18 children with dengue at Robert Reid
The children's hospital receives patients from other centers.
Santo Domingo, DR
Dengue continues to affect Dominican infants, and at the “Doctor Robert Reid Cabral” children’s hospital alone, there were 18 children admitted yesterday for the disease.
“There is an increase of cases compared to last year, about three times increased the number of cases presented. In the hospital we have been handling about eight cases and today we have 18 patients admitted with dengue, therefore we must continue to monitor the behavior of the disease, 15 of these patients are stable and two are under care,” said Dr. Clemente Terrero, director of the health center.
When asked about the epidemiological alerts due to the incidence of the virus in the Dominican Republic, Terrero explained that it is under constant surveillance due to the events that have occurred in the past years.
“This disease is under epidemiological surveillance. We all know that for several years we have not had dengue epidemics; this has even dropped significantly in the Covid-19 pandemic; what we are observing is that after more than four years without epidemic, is to see what will happen in that at any time these cases can increase significantly, perhaps even become an epidemic, so the Ministry of Public Health has directed the epidemiological alert,” added the infectious disease specialist.
Dengue is caused by the bite of the Aedes aegypti mosquito, which breeds in stagnant water, especially in the home environment where uncovered containers are left.

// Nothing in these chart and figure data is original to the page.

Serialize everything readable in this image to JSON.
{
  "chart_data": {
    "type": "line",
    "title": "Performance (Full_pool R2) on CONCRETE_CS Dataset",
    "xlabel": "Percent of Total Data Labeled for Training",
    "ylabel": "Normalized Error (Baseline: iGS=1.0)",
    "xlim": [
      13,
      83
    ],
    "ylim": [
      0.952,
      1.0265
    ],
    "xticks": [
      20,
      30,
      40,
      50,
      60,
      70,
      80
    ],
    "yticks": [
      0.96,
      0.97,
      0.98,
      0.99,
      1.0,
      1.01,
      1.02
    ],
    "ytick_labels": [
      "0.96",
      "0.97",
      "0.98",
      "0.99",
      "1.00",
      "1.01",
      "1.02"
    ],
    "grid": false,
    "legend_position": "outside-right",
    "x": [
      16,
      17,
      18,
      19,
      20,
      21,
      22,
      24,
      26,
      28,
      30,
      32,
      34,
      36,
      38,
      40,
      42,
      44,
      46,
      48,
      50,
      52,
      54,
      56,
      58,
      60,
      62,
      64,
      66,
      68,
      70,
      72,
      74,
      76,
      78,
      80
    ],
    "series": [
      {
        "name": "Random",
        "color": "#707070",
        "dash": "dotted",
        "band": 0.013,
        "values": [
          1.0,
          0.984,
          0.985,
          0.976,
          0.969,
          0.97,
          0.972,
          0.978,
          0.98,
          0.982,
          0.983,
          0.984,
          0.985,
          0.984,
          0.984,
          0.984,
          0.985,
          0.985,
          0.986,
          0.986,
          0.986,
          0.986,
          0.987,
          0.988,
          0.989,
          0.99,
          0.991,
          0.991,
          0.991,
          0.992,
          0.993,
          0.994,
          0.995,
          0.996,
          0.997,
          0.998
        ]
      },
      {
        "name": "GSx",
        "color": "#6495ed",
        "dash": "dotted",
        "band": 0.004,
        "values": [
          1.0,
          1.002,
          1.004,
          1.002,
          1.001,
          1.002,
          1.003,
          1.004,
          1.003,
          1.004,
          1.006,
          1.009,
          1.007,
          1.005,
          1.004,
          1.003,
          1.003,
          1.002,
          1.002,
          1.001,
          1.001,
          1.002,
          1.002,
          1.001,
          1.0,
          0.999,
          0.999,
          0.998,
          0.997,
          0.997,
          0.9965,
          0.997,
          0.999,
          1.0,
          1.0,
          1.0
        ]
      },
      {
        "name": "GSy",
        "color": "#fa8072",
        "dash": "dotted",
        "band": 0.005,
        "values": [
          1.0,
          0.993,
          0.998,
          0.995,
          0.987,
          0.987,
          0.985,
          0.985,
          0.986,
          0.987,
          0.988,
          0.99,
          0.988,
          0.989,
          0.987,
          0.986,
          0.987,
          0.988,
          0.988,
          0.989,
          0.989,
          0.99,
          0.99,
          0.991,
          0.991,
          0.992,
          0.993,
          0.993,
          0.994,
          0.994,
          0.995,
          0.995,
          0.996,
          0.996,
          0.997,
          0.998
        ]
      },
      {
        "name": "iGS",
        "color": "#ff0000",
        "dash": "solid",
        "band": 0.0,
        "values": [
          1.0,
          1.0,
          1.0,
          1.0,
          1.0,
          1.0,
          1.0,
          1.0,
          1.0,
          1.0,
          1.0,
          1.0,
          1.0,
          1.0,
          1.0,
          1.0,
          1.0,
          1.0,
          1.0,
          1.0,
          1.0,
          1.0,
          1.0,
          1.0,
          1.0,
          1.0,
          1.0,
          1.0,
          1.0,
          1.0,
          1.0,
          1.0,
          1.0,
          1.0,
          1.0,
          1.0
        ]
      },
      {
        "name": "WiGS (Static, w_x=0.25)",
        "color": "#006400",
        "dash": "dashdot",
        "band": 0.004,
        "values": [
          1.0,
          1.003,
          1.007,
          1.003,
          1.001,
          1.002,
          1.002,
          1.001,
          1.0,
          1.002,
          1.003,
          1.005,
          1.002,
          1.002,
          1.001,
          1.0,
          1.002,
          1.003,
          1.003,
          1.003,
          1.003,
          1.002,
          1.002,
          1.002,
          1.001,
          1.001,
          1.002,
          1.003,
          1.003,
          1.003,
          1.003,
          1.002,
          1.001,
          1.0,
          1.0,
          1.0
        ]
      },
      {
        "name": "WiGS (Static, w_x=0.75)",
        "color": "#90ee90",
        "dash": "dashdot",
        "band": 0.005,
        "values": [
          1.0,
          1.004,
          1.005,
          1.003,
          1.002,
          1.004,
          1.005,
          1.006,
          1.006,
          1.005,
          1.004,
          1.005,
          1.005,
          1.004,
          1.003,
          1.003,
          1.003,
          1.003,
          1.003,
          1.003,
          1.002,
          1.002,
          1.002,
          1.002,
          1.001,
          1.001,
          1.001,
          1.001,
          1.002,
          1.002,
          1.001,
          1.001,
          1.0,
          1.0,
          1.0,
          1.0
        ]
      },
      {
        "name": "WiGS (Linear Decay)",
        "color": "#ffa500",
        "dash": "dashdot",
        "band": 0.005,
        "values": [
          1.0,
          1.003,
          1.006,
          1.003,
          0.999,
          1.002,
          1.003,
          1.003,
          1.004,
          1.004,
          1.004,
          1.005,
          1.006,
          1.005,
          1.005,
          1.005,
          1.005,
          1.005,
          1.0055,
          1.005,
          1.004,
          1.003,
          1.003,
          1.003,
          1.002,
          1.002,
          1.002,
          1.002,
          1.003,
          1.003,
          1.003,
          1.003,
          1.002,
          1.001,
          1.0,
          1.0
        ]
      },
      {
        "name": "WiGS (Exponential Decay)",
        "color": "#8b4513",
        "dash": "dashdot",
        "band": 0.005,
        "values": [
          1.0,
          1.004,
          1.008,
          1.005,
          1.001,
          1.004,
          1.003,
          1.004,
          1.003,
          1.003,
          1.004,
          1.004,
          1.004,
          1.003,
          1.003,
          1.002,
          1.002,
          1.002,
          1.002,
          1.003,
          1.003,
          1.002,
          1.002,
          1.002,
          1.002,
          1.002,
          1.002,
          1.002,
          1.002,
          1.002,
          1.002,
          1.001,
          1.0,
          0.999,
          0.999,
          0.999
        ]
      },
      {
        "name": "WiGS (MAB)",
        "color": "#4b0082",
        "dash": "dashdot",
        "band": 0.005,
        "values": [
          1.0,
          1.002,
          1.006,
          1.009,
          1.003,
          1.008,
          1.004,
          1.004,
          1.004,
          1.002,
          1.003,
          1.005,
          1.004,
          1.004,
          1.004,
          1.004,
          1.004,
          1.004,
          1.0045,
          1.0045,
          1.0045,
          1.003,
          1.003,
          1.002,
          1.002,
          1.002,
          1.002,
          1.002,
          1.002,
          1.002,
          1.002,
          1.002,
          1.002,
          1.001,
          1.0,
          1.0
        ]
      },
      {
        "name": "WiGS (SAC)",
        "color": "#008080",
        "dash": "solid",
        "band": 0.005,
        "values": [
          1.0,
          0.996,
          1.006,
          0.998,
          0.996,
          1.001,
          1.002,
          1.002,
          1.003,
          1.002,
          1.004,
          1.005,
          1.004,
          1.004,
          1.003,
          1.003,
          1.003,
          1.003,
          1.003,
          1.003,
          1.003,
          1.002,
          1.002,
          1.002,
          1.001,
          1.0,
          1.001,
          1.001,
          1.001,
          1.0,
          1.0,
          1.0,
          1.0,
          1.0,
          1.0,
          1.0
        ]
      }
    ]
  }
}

The symptoms shown by those affected by this disease are headache, fever, nausea, vomiting, skin rashes, and in extreme cases, can damage blood vessels and leak.
In addition, it causes a decrease in the amount of clot-forming cells in the bloodstream, which can cause shock, internal bleeding and culminates in organ failure and even death.
The Ministry of Public Health recommends the population not store water in open spaces and properly dispose of waste, such as eggshells, cans, and others.
Regarding respiratory diseases, Dr. Clemente Terrero affirmed that “viral and respiratory infections, which had strongly impacted the pediatric population, which is a reason for admission, have been decreasing, there are still cases, but not with the same intensity as before. Right now there is a gradual decrease,” said the director of the Robert Reid Cabral Hospital.
The mosquito that transmits dengue fever is brown in color, with white spots on its wings, and breeds in clean stagnant water, mainly stored in the vicinity of homes.